While Hillary Clinton was on her recent Hard Choices book tour, a writer/editor I know asked a perhaps difficult question: Who, he wondered, wrote it for her?

Clearly, the writer presumed Hillary had not in fact written the book she was signing as her own. Having a book ghost-written for them is a common practice with celebrities, some of whom give credit to the help (including a by-line), many of whom do not. I of course know nothing of Hilary's actual role in writing Hard Choices, but I do have a lot of experience in ghost-writing. So I found his question interesting.

Hillary's publisher at Simon &Schuster, Jonathan Karp, says in a letter to potential readers:

"The author worked on Hard Choices from February 2013 through May 2014, mostly on the third floor of her home in Chappaqua, New York. The book principally covers her four years as America's 67th Secretary of State, but those experiences are informed by events throughout her entire public life, which she also describes. As her editor, I'm pleased to report that Secretary Clinton addressed every topic I raised while working on the manuscript, through numerous drafts."

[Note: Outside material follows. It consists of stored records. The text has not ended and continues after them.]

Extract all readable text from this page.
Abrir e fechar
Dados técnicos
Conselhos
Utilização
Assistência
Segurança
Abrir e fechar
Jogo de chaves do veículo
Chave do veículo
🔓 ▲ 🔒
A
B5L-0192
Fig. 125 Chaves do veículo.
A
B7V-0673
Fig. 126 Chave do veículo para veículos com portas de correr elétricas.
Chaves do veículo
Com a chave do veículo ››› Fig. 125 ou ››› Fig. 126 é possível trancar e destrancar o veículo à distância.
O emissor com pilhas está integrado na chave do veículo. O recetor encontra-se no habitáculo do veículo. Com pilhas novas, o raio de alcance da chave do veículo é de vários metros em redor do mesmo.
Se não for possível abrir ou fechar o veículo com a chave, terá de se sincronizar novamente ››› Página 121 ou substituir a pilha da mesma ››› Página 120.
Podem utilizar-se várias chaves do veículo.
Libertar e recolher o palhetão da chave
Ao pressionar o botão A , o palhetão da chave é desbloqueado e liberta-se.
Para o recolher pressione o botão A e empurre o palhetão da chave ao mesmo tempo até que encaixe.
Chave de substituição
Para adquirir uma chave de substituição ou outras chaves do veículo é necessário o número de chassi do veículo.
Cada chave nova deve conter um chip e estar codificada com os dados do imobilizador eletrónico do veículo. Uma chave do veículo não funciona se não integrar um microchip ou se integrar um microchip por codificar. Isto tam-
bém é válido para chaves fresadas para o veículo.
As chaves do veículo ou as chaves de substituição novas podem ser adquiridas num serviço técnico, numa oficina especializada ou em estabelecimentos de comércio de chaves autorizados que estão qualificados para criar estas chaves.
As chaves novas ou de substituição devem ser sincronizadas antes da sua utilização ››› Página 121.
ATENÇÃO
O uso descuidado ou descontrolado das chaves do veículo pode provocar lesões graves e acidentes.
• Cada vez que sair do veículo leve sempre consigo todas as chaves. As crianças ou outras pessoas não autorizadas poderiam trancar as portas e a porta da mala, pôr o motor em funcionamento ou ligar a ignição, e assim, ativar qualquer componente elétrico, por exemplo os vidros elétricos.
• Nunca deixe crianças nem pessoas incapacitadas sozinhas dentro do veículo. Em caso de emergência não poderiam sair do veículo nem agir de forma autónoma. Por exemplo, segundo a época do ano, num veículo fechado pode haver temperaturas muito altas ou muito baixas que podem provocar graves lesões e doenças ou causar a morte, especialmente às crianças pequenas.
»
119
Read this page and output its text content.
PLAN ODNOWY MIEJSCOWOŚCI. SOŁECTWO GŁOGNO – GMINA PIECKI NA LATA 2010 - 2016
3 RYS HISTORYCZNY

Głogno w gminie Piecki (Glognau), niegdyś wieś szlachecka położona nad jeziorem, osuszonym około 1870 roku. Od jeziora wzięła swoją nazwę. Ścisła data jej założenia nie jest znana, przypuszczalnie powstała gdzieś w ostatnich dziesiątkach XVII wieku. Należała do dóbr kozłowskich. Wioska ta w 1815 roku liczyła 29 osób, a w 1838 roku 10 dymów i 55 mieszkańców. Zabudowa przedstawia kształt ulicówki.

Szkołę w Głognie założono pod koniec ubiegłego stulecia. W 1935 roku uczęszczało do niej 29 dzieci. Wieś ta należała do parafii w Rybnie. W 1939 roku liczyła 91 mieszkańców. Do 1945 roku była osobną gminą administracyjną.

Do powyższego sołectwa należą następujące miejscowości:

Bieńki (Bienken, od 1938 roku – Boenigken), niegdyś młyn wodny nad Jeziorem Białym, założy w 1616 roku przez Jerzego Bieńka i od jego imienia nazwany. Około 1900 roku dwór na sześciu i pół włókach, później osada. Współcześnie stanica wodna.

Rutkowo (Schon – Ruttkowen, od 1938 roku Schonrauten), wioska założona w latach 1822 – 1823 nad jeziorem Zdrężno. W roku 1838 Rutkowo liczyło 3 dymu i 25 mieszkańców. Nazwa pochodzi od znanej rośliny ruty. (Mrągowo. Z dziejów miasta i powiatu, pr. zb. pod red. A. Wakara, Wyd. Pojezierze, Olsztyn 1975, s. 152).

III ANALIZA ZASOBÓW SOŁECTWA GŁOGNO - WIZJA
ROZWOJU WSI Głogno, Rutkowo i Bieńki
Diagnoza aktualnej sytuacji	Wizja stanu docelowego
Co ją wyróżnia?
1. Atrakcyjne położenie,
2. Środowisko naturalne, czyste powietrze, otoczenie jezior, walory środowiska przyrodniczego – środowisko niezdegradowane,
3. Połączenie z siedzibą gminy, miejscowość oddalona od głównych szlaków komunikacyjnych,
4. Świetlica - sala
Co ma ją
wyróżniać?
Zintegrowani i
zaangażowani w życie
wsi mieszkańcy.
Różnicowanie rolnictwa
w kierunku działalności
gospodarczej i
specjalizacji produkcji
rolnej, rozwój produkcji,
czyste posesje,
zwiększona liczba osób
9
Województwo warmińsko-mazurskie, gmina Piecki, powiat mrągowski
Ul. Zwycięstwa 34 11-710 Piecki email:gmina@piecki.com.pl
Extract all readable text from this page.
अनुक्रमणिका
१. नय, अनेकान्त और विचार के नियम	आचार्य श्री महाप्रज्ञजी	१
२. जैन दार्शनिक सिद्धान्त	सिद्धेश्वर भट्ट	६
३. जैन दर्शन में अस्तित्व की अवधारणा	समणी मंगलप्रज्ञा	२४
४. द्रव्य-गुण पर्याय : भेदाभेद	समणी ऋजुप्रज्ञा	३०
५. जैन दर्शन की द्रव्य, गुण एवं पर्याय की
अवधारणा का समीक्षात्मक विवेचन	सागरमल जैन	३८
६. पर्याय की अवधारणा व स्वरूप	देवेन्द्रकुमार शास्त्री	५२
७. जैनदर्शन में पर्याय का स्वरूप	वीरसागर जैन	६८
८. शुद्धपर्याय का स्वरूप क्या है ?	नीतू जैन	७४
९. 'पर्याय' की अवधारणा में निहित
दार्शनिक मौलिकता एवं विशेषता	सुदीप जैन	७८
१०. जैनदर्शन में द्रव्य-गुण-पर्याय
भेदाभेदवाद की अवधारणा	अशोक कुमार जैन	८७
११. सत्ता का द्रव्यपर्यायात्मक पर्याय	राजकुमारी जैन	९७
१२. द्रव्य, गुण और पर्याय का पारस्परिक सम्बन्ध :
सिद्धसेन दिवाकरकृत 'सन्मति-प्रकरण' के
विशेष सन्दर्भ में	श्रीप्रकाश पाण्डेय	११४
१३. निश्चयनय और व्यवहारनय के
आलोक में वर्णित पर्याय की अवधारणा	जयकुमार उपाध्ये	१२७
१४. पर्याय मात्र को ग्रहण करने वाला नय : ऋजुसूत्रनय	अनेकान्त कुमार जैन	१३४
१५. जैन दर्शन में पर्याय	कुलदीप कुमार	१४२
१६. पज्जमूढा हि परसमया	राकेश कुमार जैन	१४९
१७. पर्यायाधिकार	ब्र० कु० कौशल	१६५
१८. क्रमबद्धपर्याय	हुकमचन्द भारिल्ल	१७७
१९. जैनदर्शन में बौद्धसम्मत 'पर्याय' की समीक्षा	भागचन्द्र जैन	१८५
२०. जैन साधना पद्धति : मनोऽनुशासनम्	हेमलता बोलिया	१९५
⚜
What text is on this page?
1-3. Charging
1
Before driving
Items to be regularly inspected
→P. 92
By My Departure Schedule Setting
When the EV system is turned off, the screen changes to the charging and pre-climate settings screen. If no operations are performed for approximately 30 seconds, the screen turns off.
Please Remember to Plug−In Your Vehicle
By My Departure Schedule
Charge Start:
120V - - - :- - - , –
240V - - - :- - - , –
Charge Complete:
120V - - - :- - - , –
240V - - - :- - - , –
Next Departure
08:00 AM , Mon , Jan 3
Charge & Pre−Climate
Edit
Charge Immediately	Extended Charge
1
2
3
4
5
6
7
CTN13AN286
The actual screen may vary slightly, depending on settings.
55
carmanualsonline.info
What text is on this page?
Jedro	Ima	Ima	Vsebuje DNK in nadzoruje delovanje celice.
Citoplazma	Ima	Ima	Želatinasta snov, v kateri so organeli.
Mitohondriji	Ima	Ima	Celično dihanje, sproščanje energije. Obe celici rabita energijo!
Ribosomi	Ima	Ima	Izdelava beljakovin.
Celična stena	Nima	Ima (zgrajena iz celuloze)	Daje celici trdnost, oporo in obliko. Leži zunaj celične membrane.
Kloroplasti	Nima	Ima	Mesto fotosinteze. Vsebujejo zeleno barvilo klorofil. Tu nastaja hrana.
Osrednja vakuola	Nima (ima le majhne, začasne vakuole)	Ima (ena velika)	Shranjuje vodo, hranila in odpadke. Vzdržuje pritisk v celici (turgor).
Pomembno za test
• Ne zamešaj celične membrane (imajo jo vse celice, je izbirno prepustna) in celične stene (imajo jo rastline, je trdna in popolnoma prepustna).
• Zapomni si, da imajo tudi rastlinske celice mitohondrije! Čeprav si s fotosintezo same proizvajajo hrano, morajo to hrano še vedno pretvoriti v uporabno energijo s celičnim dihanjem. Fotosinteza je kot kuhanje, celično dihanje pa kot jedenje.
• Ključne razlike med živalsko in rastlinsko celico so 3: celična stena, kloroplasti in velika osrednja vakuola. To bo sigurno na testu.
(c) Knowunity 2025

I seriously doubt that "worked on" included Hillary actually sitting down at a keyboard and spending the necessary thousands of hours researching, evaluating, and then pounding out 650 pages, including "numerous drafts". Hillary is a public figure, with commitments and obligations that keep her rather busy. She also seems to be laying the groundwork for a run for the Presidency in 2016; again, time and energy required. These factors lead me to suspect she had help from someone like me, a hired professional; perhaps more than one. But does that mean Hillary didn't actually write the book?

During my years at the Kennedy Space Center I wrote over twenty science papers for NASA and contractor executives (never a full length book). These always dealt with work performed under that manager's general direction. I put all the words (plus diagrams, illustrations, etc.) on paper. Of course my name never appeared when these were published, usually in the proceedings issued by the aerospace conference where the executive presented the paper. But in most cases the exec told me what he wanted, provided source materials, went over early drafts, and made suggestions and recommendations. He (and they were all 'he's') usually had my paper vetted by some of the working engineers on his staff, and their suggestions/corrections were incorporated. The final product was far more my work than the exec's, but he served as collaborator and overseer. To say that I 'wrote the paper for him' would be an oversimplification and exaggeration.

And if you want to know why the execs liked and wanted these papers (in addition to the usual enhanced status from peers and in the general aerospace community), they justified trips to present them at aerospace conferences in (off the top of my head), France, England, Italy, Japan and Russia; though most were presented in the U.S.

This is of course conjecture on my part, but nevertheless I'd bet next month's SS check that Hillary did have help. Based on my own experience, I'd also bet that she worked closely with whoever sat in front of the keyboard, in the manner described above. I'd bet she told him/her what she wanted, supplied the source materials, worked closely with said writer during production, and guided the author toward the final result. (She may even have first-drafted key parts herself, if they were relatively short.) The final manuscript said what she wanted to say. In the larger and truer sense, it is her work.

If I'm right in my conjectures, based on my own experiences, it isn't really fair to say that someone 'wrote the book for her' . . . and come election time, if she's on the ballot Hillary still gets my vote.